Something tells me that the reason so much produce gets wasted on allotments is to do with the fear of dirt and bugs. The idea of the perfectly presented vegetable is so engraved in our minds that we forget that such paragons of beauty don’t exist at all in the real world. The other day I was up at the top talking to Terry. He’d just dug up a couple of leeks, Musselburghs, as it happens and they looked pretty much like leeks always do in late February – tatty, dirty and unappetising. Then he whipped out a large knife and in three strokes he cut off the roots and then the top in a deft delta shape. Off came the outer yellow leaves and in ten seconds the ugly duckling became a showbench swan. I silently resolved to get a knife like that, purely for the theatrical effect.
The brassica bed on our plot is looking similarly tatty. Leaves don’t last for ever and often the reason some other people’s brassicas look healthier is that they sensibly remove the outer dying leaves before they fall off and attract slugs. Everyone should try it, especially if there’s a plot inspection due. We’ve borrowed about 50 square metres off our neighbour who’s temporarily indisposed, and yesterday I cut him a savoy cabbage by way of a thank-you. He’d come up for some of his purple sprouting broccoli but the pigeons had got there first. Again on the face of it our small gift wasn’t a great specimen, but a bit of a trim with my penknife made it look as good as anything in the supermarket. It was then I resolved to use up some of the surplus by making a batch of sauerkraut.

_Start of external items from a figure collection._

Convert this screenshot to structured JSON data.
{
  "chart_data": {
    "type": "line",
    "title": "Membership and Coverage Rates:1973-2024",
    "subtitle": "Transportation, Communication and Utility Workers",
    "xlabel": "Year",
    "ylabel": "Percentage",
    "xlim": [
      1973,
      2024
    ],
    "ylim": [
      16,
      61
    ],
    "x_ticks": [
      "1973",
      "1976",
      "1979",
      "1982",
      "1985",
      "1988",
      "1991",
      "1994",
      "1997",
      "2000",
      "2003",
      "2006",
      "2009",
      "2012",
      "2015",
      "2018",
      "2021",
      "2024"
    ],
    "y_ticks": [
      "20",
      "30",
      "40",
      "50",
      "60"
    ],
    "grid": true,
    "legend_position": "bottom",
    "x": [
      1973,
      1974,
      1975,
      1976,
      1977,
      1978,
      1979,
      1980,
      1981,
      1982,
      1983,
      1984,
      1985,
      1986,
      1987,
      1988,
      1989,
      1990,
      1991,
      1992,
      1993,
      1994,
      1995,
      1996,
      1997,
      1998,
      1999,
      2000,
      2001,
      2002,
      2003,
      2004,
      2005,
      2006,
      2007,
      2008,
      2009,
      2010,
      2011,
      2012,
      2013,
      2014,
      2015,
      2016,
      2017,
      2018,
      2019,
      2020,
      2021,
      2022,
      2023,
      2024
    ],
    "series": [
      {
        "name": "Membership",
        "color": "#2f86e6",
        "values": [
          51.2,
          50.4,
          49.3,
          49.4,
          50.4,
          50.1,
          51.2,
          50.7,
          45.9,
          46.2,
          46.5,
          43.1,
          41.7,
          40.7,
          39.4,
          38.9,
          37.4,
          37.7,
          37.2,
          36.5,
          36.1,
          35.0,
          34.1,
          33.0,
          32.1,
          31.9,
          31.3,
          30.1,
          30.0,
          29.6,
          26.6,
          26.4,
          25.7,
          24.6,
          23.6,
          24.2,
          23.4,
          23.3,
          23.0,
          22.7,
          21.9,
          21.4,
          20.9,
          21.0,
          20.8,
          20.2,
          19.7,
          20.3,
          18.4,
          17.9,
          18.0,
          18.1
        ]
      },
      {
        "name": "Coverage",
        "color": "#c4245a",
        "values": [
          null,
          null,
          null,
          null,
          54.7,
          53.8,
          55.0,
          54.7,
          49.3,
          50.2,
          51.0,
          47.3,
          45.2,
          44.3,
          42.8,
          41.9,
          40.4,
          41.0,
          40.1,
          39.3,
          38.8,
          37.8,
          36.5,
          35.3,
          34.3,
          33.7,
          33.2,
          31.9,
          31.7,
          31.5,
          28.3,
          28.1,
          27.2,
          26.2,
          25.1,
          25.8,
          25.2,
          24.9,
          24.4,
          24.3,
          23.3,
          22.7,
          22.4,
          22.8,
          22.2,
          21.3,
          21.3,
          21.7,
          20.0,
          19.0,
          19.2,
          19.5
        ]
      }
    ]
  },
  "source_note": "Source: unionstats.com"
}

And so this morning, as planned, we went up to check things out. Nothing stirring in the hot bed yet, but then we weren’t expecting too much for a few days. However the compost heap had leapt into action after being turned and the worms have all retreated (hopefully) to a place of safety after the temperature had increased to 35C. It’s absolutely true what they say: turning is what keeps the composting process going.
After that discovery while Madame looked after the greenhouse, I cut savoys and an odd red cabbage for the sauerkraut.
Back in the kitchen it didn’t take long to clean and shred the cabbage, salt it and get it into the fermentation jar. By then, of course, I was in full-on cooking mode so off I went on pommes dauphinoise and roasted pork belly on cider using up another pile of our own veg that were unlikely to be used in anything except stock.
Then, back up to the allotment where I was able to dig the very last patch of unused ground. I’m fully committed to no-dig gardening and although it might sound contradictory, I needed to dig this patch to remove the last of the rampant couch and bindweed. However I’m bound to say I love digging and I’ll miss it immensely. When we’d finished we wandered down through the organic allotments towards the pub and we were taken for a rather inspiring guided tour around the community garden. What a lovely day – our pints never tasted better!